Accompagner une personne atteinte de la maladie d’Alzheimer est un chemin souvent rempli de doutes. On veut bien faire mais on se sent parfois démuni surtout face à des situations répétitives ou déroutantes.
Avec le temps, on comprend que ce n’est pas une question de “bien faire” ou “mal faire” mais plutôt d’adapter sa manière de communiquer et d’être présent.
Voici 7 erreurs fréquentes que font les aidants et surtout des alternatives simples et bienveillantes à essayer au quotidien :
1. Vouloir absolument ramener à la réalité
Quand une personne dit : « Je dois aller chercher mon enfant à l’école ». Le réflexe est souvent de répondre : mais non, vos enfants sont grands . Pourtant, cela peut créer de l’angoisse ou de l’incompréhension.
✔️ À essayer plutôt : "Oui, c'est important pour vous, on va s'en occuper tranquillement" ou bien "Vous y pensez beaucoup aujourd'hui".
Pourquoi ? Parce que la personne exprime une émotion, pas une réalité. L’important est de rassurer, pas de corriger.
2. Poser trop de questions
❌ « Tu te souviens ? ». ❌ « Qui est cette personne ? ». Ces questions mettent souvent en échec.
✔️ À la place : Donner l’information directement : « C’est ta sœur Marie ». Parler simplement, sans tester.
Pourquoi ? Cela évite de mettre la personne en difficulté et préserve son estime.
3. Aller trop vite
Dans notre rythme quotidien, on a tendance à accélérer : ❌ Finir ses phrases. ❌ Faire à sa place trop rapidement
✔️ À essayer : Laisser du temps.
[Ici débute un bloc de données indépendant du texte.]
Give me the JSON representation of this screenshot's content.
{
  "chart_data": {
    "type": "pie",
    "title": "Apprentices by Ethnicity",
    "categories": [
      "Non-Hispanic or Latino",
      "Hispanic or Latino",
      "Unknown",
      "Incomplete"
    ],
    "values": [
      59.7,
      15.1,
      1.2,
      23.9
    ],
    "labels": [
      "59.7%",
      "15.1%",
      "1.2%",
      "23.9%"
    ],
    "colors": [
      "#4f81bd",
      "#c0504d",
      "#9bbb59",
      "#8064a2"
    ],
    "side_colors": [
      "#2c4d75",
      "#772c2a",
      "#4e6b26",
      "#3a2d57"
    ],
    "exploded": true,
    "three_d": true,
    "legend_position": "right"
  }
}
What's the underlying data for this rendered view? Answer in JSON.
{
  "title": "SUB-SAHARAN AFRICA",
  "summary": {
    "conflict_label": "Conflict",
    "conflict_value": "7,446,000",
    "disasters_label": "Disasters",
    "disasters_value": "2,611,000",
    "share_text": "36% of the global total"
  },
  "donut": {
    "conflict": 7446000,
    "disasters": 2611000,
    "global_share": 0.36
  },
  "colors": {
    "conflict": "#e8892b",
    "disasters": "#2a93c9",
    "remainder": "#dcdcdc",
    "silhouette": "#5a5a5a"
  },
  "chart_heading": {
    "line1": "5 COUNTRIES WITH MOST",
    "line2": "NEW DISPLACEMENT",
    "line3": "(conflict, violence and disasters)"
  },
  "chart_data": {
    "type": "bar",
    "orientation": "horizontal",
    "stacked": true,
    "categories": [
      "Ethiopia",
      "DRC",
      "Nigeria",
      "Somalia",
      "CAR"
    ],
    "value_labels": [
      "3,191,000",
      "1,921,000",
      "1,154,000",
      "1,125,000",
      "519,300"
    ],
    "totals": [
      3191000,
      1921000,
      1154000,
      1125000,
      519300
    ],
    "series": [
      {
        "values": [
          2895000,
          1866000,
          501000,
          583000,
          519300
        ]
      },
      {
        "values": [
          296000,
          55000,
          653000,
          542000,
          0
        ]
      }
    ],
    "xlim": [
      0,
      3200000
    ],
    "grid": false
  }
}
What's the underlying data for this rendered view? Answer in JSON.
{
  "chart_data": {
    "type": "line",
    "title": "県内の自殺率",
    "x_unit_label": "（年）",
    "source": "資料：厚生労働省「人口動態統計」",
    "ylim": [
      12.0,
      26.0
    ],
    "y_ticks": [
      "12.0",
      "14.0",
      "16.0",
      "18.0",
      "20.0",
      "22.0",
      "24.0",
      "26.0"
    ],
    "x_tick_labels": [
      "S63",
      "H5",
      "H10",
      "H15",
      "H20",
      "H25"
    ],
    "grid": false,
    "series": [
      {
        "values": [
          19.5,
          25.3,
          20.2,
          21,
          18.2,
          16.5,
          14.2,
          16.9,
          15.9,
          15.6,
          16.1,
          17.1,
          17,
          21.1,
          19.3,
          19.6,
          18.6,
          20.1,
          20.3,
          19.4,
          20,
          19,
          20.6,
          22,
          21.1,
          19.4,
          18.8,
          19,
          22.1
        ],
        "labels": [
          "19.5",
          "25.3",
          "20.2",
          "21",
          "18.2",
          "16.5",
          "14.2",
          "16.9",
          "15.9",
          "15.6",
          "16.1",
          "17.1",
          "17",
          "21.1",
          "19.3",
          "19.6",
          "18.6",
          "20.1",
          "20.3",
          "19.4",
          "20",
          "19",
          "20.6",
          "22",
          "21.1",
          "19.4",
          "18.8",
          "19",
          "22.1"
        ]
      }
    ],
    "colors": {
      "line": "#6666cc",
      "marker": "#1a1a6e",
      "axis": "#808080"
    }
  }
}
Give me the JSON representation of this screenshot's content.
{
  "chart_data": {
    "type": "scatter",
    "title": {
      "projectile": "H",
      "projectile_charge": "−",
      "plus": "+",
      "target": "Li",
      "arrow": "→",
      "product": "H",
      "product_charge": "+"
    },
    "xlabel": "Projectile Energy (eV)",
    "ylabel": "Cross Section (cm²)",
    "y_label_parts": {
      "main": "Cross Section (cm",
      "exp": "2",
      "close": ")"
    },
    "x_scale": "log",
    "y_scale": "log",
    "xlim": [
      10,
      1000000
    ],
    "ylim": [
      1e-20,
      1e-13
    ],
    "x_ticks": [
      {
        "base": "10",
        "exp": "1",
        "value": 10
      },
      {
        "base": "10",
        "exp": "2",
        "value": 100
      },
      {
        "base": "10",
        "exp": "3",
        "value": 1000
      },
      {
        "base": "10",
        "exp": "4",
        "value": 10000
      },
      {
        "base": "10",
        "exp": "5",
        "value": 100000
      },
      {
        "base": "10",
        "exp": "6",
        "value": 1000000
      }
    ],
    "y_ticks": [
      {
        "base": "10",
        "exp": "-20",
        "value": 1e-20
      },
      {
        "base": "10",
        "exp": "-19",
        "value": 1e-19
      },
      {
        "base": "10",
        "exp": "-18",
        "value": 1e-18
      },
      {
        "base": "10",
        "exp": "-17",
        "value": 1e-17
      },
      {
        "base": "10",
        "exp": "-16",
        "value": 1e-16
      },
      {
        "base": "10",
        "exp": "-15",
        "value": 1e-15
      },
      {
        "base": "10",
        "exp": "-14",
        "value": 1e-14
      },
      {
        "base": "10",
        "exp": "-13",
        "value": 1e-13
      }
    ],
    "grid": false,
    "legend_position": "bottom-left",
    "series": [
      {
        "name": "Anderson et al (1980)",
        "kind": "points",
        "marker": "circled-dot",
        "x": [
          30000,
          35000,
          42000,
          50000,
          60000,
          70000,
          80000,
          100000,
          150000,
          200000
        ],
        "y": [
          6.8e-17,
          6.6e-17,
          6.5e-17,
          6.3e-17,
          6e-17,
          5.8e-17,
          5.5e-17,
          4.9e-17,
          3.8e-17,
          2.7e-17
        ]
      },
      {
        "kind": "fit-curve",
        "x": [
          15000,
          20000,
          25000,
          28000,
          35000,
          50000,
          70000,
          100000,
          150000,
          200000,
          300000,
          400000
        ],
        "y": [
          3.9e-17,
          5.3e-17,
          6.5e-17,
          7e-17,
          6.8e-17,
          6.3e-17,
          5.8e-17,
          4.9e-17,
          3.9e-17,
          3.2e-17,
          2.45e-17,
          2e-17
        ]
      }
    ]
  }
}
Observer plutôt qu’intervenir immédiatement.
Pourquoi ? La personne peut encore faire beaucoup de choses, juste plus lentement.
4. Corriger ou contredire
❌ « Non, tu te trompes ». ❌ « Ce n’est pas comme ça »
✔️ À essayer : « Ah oui ? raconte-moi… ». « D’accord »
Pourquoi ? La contradiction peut provoquer agitation ou repli.
5. Parler comme à un enfant
Même avec de bonnes intentions, cela peut être vécu comme une perte de dignité.
✔️ À garder en tête : utiliser un ton respectueux, employer un vocabulaire adulte, simple mais pas infantilisant.
Pourquoi ? La personne reste un adulte avec son histoire et son identité.
6. Vouloir tout faire parfaitement
Beaucoup d’aidants culpabilisent : Je n’ai pas été assez patient(e), j’ai mal réagi.
✔️ À retenir : il n’existe pas de solution parfaite, chaque situation est différente.
Pourquoi ? Vous faites déjà beaucoup, l’essentiel est dans l’intention et la présence.
7. Oublier ses propres limites
On veut aider mais on s’oublie parfois complètement.
✔️ Important : S’accorder des moments de pause et demander de l’aide si nécessaire.
Pourquoi ? Un aidant épuisé ne peut pas accompagner sereinement.
En résumé
Accompagner une personne atteinte d’Alzheimer, c’est souvent : s’adapter plus que corriger, rassurer plus qu’expliquer, être présent plus que parfait. Chaque petit ajustement peut faire une grande différence au quotidien.
💛Un petit mot pour vous, aidant
Si parfois vous doutez, si vous avez l’impression de ne pas toujours bien faire, cela est normal. Vous êtes en train d’apprendre, chaque jour, de nouvelles situations complexes mais rien que votre présence, votre douceur, compte déjà énormément.